Microservices and Availability

I often hear the claim that microservices improve availability. However, when these systems are built naively, adding services actually reduces availability.

Take services, A, B, C, etc. which are dependencies of a service S which requires all of A, B, C… to be available to be available itself (this bit is important).

Take a to be the availability of A (and so on) in the range [0, 1] where 1 is the sevice is always available (100% availability) and 0 is never available. Note that this is the availability of the service as a whole, not individual instances of the service.

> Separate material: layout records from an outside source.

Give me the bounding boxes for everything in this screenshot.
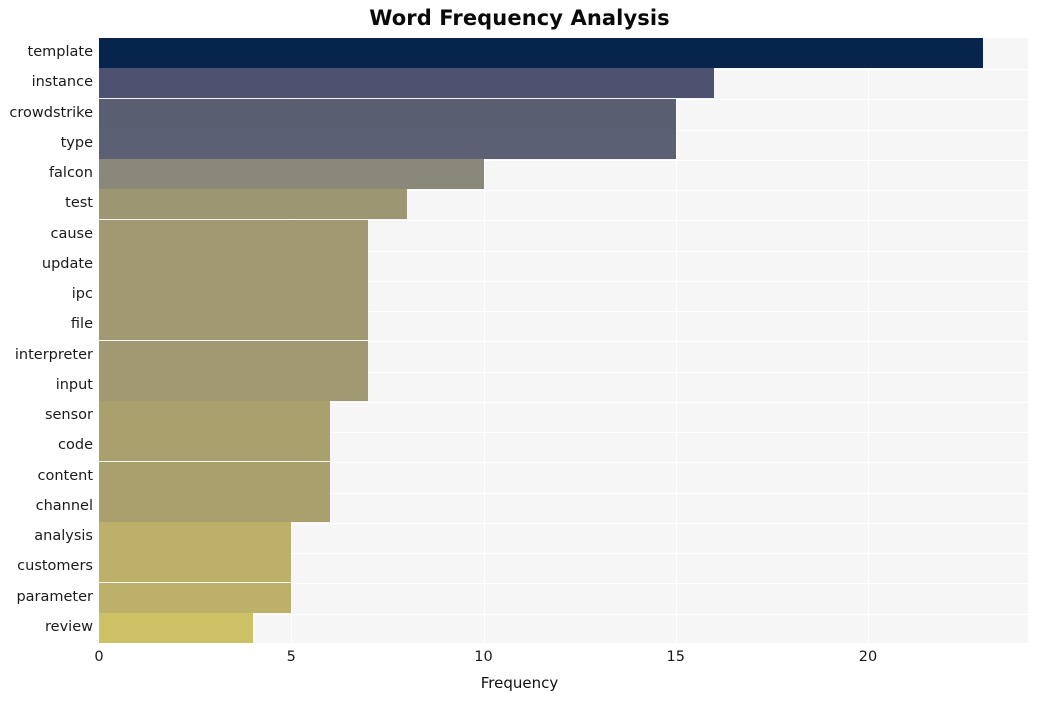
y-tick-label-falcon: falcon (48, 165, 93, 182)
x-tick-label-15: 15 (666, 649, 685, 665)
y-tick-label-template: template (27, 44, 93, 61)
y-tick-label-cause: cause (50, 225, 93, 242)
chart-title: Word Frequency Analysis (369, 6, 670, 30)
y-tick-label-file: file (70, 316, 93, 333)
y-tick-label-update: update (41, 255, 93, 272)
y-tick-label-instance: instance (31, 74, 93, 91)
y-tick-label-content: content (37, 467, 93, 484)
y-tick-label-crowdstrike: crowdstrike (9, 104, 93, 121)
gridline-horizontal (99, 643, 1028, 645)
x-axis-label: Frequency (480, 674, 559, 692)
x-tick-label-5: 5 (286, 649, 296, 665)
word-frequency-chart-figure: Word Frequency Analysis template instance… (0, 0, 1039, 701)
y-tick-label-review: review (45, 618, 93, 635)
y-tick-label-input: input (55, 376, 93, 393)
x-tick-label-20: 20 (858, 649, 878, 665)
x-tick-label-0: 0 (94, 649, 104, 665)
y-tick-label-interpreter: interpreter (14, 346, 93, 363)
y-tick-label-parameter: parameter (16, 588, 93, 605)
y-tick-label-test: test (65, 195, 93, 212)
y-tick-label-code: code (58, 437, 93, 454)
y-tick-label-channel: channel (35, 497, 93, 514)
y-tick-label-type: type (60, 134, 93, 151)
y-tick-label-sensor: sensor (44, 407, 93, 424)
y-tick-label-ipc: ipc (71, 286, 93, 303)
y-tick-label-customers: customers (17, 558, 93, 575)
x-axis-tick-labels: 0 5 10 15 20 (0, 649, 1039, 671)
y-tick-label-analysis: analysis (34, 528, 93, 545)
y-axis-tick-labels: template instance crowdstrike type falcon tes… (0, 38, 1039, 643)
x-tick-label-10: 10 (474, 649, 493, 665)
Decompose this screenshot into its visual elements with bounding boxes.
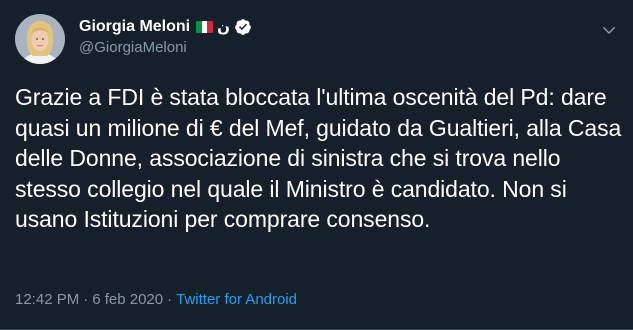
meta-separator: · [167, 291, 173, 308]
author-handle[interactable]: @GiorgiaMeloni [79, 39, 593, 56]
meta-separator: · [83, 291, 89, 308]
name-row: Giorgia Meloni ن [79, 16, 593, 38]
italy-flag-icon [196, 21, 214, 33]
tweet-header: Giorgia Meloni ن @GiorgiaMeloni [79, 16, 593, 56]
tweet-card: Giorgia Meloni ن @GiorgiaMeloni Grazie a… [0, 0, 633, 330]
avatar-image [15, 14, 65, 64]
tweet-metadata: 12:42 PM · 6 feb 2020 · Twitter for Andr… [15, 291, 297, 308]
tweet-text: Grazie a FDI è stata bloccata l'ultima o… [15, 84, 622, 232]
tweet-menu-button[interactable] [597, 18, 621, 42]
author-emoji-text: ن [217, 18, 230, 36]
tweet-time[interactable]: 12:42 PM [15, 291, 79, 308]
verified-badge-icon [235, 19, 251, 35]
avatar[interactable] [15, 14, 65, 64]
chevron-down-icon [603, 27, 615, 34]
tweet-source-link[interactable]: Twitter for Android [176, 291, 297, 308]
author-display-name[interactable]: Giorgia Meloni [79, 18, 190, 36]
tweet-date[interactable]: 6 feb 2020 [92, 291, 163, 308]
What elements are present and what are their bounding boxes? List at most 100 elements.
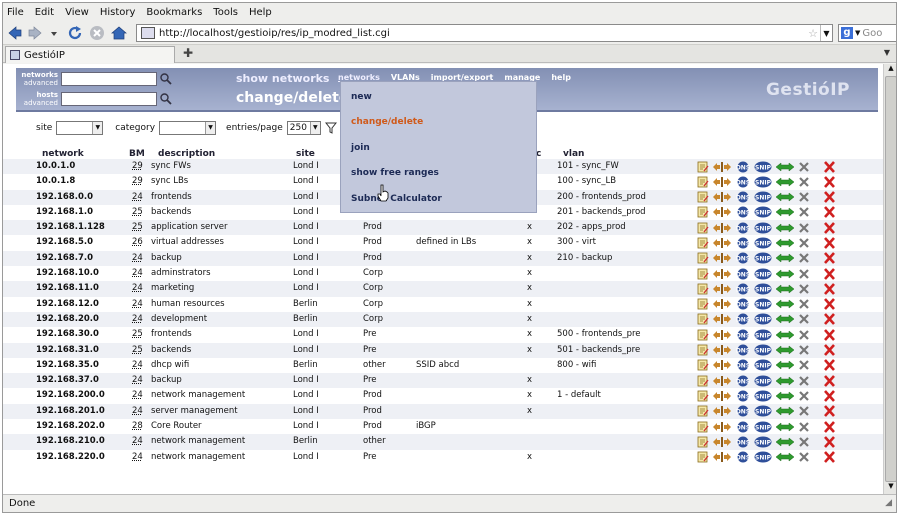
sync-icon[interactable]: SNIP [754, 268, 775, 280]
bitmask-cell[interactable]: 28 [132, 421, 143, 431]
tools-icon[interactable] [798, 359, 813, 371]
dns-icon[interactable]: DNS [735, 161, 754, 173]
sync-icon[interactable]: SNIP [754, 451, 775, 463]
url-text[interactable]: http://localhost/gestioip/res/ip_modred_… [159, 28, 808, 39]
network-cell[interactable]: 192.168.30.0 [36, 329, 99, 339]
split-icon[interactable] [712, 405, 735, 417]
tools-icon[interactable] [798, 252, 813, 264]
dns-icon[interactable]: DNS [735, 390, 754, 402]
arrows-icon[interactable] [775, 451, 798, 463]
dns-icon[interactable]: DNS [735, 436, 754, 448]
arrows-icon[interactable] [775, 375, 798, 387]
network-cell[interactable]: 192.168.200.0 [36, 390, 105, 400]
delete-icon[interactable] [813, 191, 839, 203]
network-cell[interactable]: 192.168.20.0 [36, 314, 99, 324]
sync-icon[interactable]: SNIP [754, 191, 775, 203]
sync-icon[interactable]: SNIP [754, 237, 775, 249]
menu-item-show-free-ranges[interactable]: show free ranges [351, 168, 439, 178]
menu-bookmarks[interactable]: Bookmarks [146, 7, 202, 18]
hosts-advanced-link[interactable]: advanced [16, 99, 58, 107]
reload-icon[interactable] [67, 25, 83, 41]
dns-icon[interactable]: DNS [735, 252, 754, 264]
history-dropdown-icon[interactable] [49, 25, 59, 41]
tools-icon[interactable] [798, 206, 813, 218]
sync-icon[interactable]: SNIP [754, 298, 775, 310]
menu-item-new[interactable]: new [351, 92, 372, 102]
col-description[interactable]: description [158, 149, 215, 159]
menu-item-join[interactable]: join [351, 143, 370, 153]
arrows-icon[interactable] [775, 344, 798, 356]
dns-icon[interactable]: DNS [735, 237, 754, 249]
url-dropdown-icon[interactable]: ▼ [820, 25, 832, 41]
vertical-scrollbar[interactable]: ▲ ▼ [883, 64, 896, 494]
edit-icon[interactable] [697, 375, 712, 387]
split-icon[interactable] [712, 206, 735, 218]
dns-icon[interactable]: DNS [735, 375, 754, 387]
split-icon[interactable] [712, 451, 735, 463]
sync-icon[interactable]: SNIP [754, 222, 775, 234]
tools-icon[interactable] [798, 176, 813, 188]
arrows-icon[interactable] [775, 359, 798, 371]
sync-icon[interactable]: SNIP [754, 313, 775, 325]
arrows-icon[interactable] [775, 191, 798, 203]
arrows-icon[interactable] [775, 161, 798, 173]
network-cell[interactable]: 192.168.210.0 [36, 436, 105, 446]
delete-icon[interactable] [813, 359, 839, 372]
split-icon[interactable] [712, 222, 735, 234]
sync-icon[interactable]: SNIP [754, 161, 775, 173]
sync-icon[interactable]: SNIP [754, 421, 775, 433]
dns-icon[interactable]: DNS [735, 176, 754, 188]
delete-icon[interactable] [813, 221, 839, 234]
entries-per-page-select[interactable]: 250 ▼ [286, 121, 321, 135]
menu-tools[interactable]: Tools [213, 7, 238, 18]
tools-icon[interactable] [798, 298, 813, 310]
back-icon[interactable] [7, 25, 23, 41]
dns-icon[interactable]: DNS [735, 222, 754, 234]
split-icon[interactable] [712, 436, 735, 448]
arrows-icon[interactable] [775, 176, 798, 188]
split-icon[interactable] [712, 329, 735, 341]
networks-advanced-link[interactable]: advanced [16, 79, 58, 87]
edit-icon[interactable] [697, 313, 712, 325]
arrows-icon[interactable] [775, 283, 798, 295]
dns-icon[interactable]: DNS [735, 313, 754, 325]
edit-icon[interactable] [697, 176, 712, 188]
split-icon[interactable] [712, 421, 735, 433]
tools-icon[interactable] [798, 222, 813, 234]
network-cell[interactable]: 192.168.1.0 [36, 207, 93, 217]
edit-icon[interactable] [697, 191, 712, 203]
edit-icon[interactable] [697, 237, 712, 249]
delete-icon[interactable] [813, 206, 839, 219]
scrollbar-thumb[interactable] [885, 76, 896, 482]
edit-icon[interactable] [697, 329, 712, 341]
dns-icon[interactable]: DNS [735, 268, 754, 280]
tools-icon[interactable] [798, 451, 813, 463]
split-icon[interactable] [712, 344, 735, 356]
arrows-icon[interactable] [775, 268, 798, 280]
delete-icon[interactable] [813, 160, 839, 173]
url-bar[interactable]: http://localhost/gestioip/res/ip_modred_… [136, 24, 833, 42]
forward-icon[interactable] [27, 25, 43, 41]
edit-icon[interactable] [697, 283, 712, 295]
bitmask-cell[interactable]: 24 [132, 192, 143, 202]
scroll-down-icon[interactable]: ▼ [884, 482, 896, 494]
tools-icon[interactable] [798, 283, 813, 295]
network-cell[interactable]: 192.168.0.0 [36, 192, 93, 202]
split-icon[interactable] [712, 375, 735, 387]
edit-icon[interactable] [697, 421, 712, 433]
bitmask-cell[interactable]: 25 [132, 345, 143, 355]
bitmask-cell[interactable]: 24 [132, 390, 143, 400]
filter-icon[interactable] [324, 122, 337, 134]
edit-icon[interactable] [697, 359, 712, 371]
dns-icon[interactable]: DNS [735, 405, 754, 417]
menu-view[interactable]: View [65, 7, 89, 18]
bitmask-cell[interactable]: 26 [132, 237, 143, 247]
dns-icon[interactable]: DNS [735, 283, 754, 295]
split-icon[interactable] [712, 237, 735, 249]
delete-icon[interactable] [813, 283, 839, 295]
edit-icon[interactable] [697, 298, 712, 310]
split-icon[interactable] [712, 298, 735, 310]
delete-icon[interactable] [813, 237, 839, 249]
nav-help[interactable]: help [551, 73, 571, 82]
sync-icon[interactable]: SNIP [754, 344, 775, 356]
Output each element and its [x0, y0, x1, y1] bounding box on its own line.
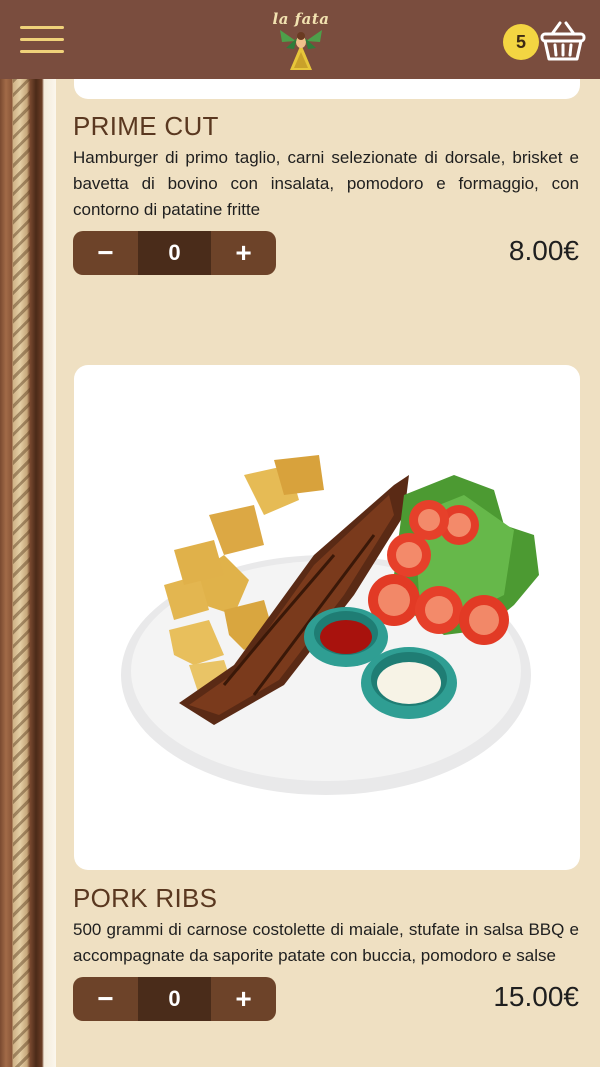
quantity-value: 0 [138, 977, 211, 1021]
item-name: PORK RIBS [73, 883, 218, 913]
quantity-stepper: − 0 + [73, 977, 276, 1021]
item-name: PRIME CUT [73, 111, 219, 141]
item-description: 500 grammi di carnose costolette di maia… [73, 920, 579, 965]
item-description: Hamburger di primo taglio, carni selezio… [73, 148, 579, 219]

We can say a few things about the availability ceiling of S:

The best case availability of S is the lowest availability of its dependencies:

s = min(a, b, ...)

Given a random distribution of failures, the average availability ceiling of S is the availability of its dependencies multiplied together:

s = a × b × ...

The worst case of non-overlapping failures is:

s = max(0, 1 - ((1 - a) + (1 - b) + ...))

Not even the best case actually makes the availability of S better. Given that, and the observation that it’s practically impossible for a service to have 100% availability without a great deal of engineering effort, if you require all your services to be available to produce a useful result then adding additional services will reduce the overall availability of the system.

Take the example where service C depends on services A and B, either in breadth:

or in depth:

If A has an availability of 0.8 (80%) and B 0.95 (95%), C will have a best case of 0.8 (80%), an average case of 0.8 × 0.95 = 0.76 (76%), and a worst case of 1 - ((1 - 0.8) + (1 - 0.95)) = 0.75 (75%).

Another example: If you’re refactoring a service with 99% availability in to two services, you need each of the new services to have (on average) 99.5% availability in order to break even. Three services will need 99.7% availability. Anything less and you’ll be making things worse. I hope you have no-downtime deployments!

The crux of the issue is the interdependence of the services. This is always bad for availability. Microservices need to be carefully engineered not to have cascading failures and to be able to work as independently as possible for a chance at improving downtime.